In all valid, scientific studies of "design" - archaeology, forensics, special expertise in wasp's nests, whatever - the starting point is the nature of the designer. By definition, this implicitly includes the limitations of the designer. SETI is no different. The idea is that humans use the radio wave portion of the EM spectrum to send human-recognizable messages (messages which can also be interpreted by other species such as dogs under certain circumstances), so maybe aliens with some features in common with humans might do the same thing.
YEC used to at least specify a designer, but since that designer was omnipotent and inscrutable, i.e. "could do anything and we may never know why", it wasn't a useful concept. No limitations, no testable hypotheses. Maybe the Empire State Building was designed by Vishnu one minute ago, along with all my "memories" of it having been there before. All I can say is that I have an explanation for it that doesn't require Last Thursdayism style magic.
ID/creationism is in even worse shape. It's fundamentally a political/legal scam. The real goal was always only to make creationist claims while dissembling that they are "not religious" in order to "court proof" them for public schools. Therefore, it can't even admit that an omnipotent and inscrutable Jehovah is the designer. So it's forced into the absurd position of claiming that things with a good natural explanation must have been "designed" by "intelligence", while claiming to be completely ignorant about the identity of the designer (and fending off approaches from crackpots with non-Fundamentalist Christian claims of "designer" identity) and then spinning millions upon millions of words of dissembling bafflegab in an elaborate bluff.
John Vanko · 4 April 2011
I agree with you.
When I first heard of ID I thought it was a joke cooked up by some YECreationists who thought they had pulled the wool over the eyes of those atheist scientists.
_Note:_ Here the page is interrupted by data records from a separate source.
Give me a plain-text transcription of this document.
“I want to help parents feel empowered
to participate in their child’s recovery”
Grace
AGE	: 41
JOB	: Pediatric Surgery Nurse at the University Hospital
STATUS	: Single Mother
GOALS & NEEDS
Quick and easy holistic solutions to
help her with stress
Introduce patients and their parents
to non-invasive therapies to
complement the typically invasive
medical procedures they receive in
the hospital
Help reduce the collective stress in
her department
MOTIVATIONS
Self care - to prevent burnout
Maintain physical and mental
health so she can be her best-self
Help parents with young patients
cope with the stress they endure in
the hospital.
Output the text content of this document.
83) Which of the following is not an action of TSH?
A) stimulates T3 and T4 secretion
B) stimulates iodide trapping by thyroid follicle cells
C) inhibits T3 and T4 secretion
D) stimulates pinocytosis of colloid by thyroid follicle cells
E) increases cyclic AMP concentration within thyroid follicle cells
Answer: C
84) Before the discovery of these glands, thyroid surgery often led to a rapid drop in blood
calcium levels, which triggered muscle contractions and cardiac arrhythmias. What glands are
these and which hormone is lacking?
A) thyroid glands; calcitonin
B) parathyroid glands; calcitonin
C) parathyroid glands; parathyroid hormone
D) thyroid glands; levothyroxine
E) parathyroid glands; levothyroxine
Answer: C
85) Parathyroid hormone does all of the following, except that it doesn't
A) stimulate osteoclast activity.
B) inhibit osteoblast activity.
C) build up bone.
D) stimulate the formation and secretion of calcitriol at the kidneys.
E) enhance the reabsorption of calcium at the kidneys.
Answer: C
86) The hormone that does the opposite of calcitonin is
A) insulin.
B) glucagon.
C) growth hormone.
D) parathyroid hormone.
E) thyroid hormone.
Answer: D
It went something like this:
"Those atheist scientists are obligated to investigate every scientific possibility for the origin and development of life on Earth. If we posit an unknown 'Designer', and don't use the name of God, then those atheist scientists will spend the rest of their careers trying to find evidence for, or disprove, our conjecture, which we know is unprovable and unfalsifiable. How can they deny it might not have been little green aliens? We will show them for the fools they are. Praise God! er ... I mean the Designer!"
mharri · 4 April 2011
Mr. Vanko: Clearly, you are joking; but some have claimed to have found your signature. The argument, whose sheer stupidity makes my head hurt just from the recollection (this from a guy who loves bad puns!), goes something as follows. Since DNA is made up of letters, and human language is made up of letters, clearly DNA is a language. Well, languages mean communication, right? And who would communicate in DNA? God.
John Vanko · 4 April 2011
Roger · 5 April 2011
Frank J · 5 April 2011
Not to defend ID in any way, but isn't this all moot since an Michael Behe, ironically one of the ID peddlers most cited by rank-and-file evolution-deniers, has admitted for 15+ years that "common design" (which he apparently favors as an explanation) is not mutually exclusive with common descent (which he also favors over the popular mutually contradictory "independent origins" models)? Especially since those ID peddlers who still prefer to pretend otherwise, nevertheless refuse to challenge their own on that crucial issue?